Here we tested the effects of temperature on gating properties of wild type Nav1.7 and mutant L858F channels. Whole-cell voltage-clamp measurements on wild type or L858F channels expressed in HEK293 cells revealed that cooling decreases current density, slows deactivation and increases ramp currents for both mutant and wild type channels.
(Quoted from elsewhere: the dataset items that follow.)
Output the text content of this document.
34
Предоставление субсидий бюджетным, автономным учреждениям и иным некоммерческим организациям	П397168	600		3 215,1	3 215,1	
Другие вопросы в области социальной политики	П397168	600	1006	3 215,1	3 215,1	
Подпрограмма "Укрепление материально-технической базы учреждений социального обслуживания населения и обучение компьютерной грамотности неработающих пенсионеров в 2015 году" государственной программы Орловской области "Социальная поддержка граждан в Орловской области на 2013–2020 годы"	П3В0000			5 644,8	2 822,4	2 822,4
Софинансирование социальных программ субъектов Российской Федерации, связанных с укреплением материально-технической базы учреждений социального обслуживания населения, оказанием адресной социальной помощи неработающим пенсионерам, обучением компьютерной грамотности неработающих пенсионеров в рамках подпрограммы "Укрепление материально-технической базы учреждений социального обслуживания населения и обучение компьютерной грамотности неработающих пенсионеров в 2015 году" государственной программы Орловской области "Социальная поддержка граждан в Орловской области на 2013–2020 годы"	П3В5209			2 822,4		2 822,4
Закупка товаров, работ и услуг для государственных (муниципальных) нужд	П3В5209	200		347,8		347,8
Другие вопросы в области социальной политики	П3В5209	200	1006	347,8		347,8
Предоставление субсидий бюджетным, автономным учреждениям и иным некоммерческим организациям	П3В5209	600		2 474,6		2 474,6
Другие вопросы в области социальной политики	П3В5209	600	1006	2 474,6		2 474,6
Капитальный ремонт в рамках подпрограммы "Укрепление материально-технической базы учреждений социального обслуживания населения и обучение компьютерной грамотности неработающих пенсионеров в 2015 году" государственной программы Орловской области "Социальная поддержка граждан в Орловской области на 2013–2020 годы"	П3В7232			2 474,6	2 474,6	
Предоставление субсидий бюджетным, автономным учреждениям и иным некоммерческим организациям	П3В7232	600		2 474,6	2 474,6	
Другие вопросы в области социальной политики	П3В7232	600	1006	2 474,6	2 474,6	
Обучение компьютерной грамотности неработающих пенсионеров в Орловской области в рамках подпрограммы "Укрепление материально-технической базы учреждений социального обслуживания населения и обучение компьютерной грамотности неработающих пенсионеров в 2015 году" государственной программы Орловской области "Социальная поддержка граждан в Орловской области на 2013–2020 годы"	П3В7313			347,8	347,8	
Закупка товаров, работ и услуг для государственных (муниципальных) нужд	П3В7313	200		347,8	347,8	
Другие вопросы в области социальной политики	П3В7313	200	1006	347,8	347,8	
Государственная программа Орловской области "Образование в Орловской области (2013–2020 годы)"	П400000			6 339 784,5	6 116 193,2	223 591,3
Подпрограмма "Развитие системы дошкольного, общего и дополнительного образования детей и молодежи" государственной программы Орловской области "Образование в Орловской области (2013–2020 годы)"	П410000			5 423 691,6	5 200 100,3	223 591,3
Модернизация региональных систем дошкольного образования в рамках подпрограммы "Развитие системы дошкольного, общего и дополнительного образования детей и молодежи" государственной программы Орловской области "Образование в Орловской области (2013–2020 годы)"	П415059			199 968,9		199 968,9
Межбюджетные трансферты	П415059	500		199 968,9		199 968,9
However, cooling differentially shifts the midpoint of steady-state activation in a depolarizing direction for L858F but not for wild type channels.

Conclusion

The cooling-dependent shift of the activation midpoint of L858F to more positive potentials brings the threshold of activation of the mutant channels closer to that of wild type Nav1.7 at lower temperatures, and is likely to contribute to the alleviation of painful symptoms upon cooling in affected limbs in patients with this erythromelalgia mutation.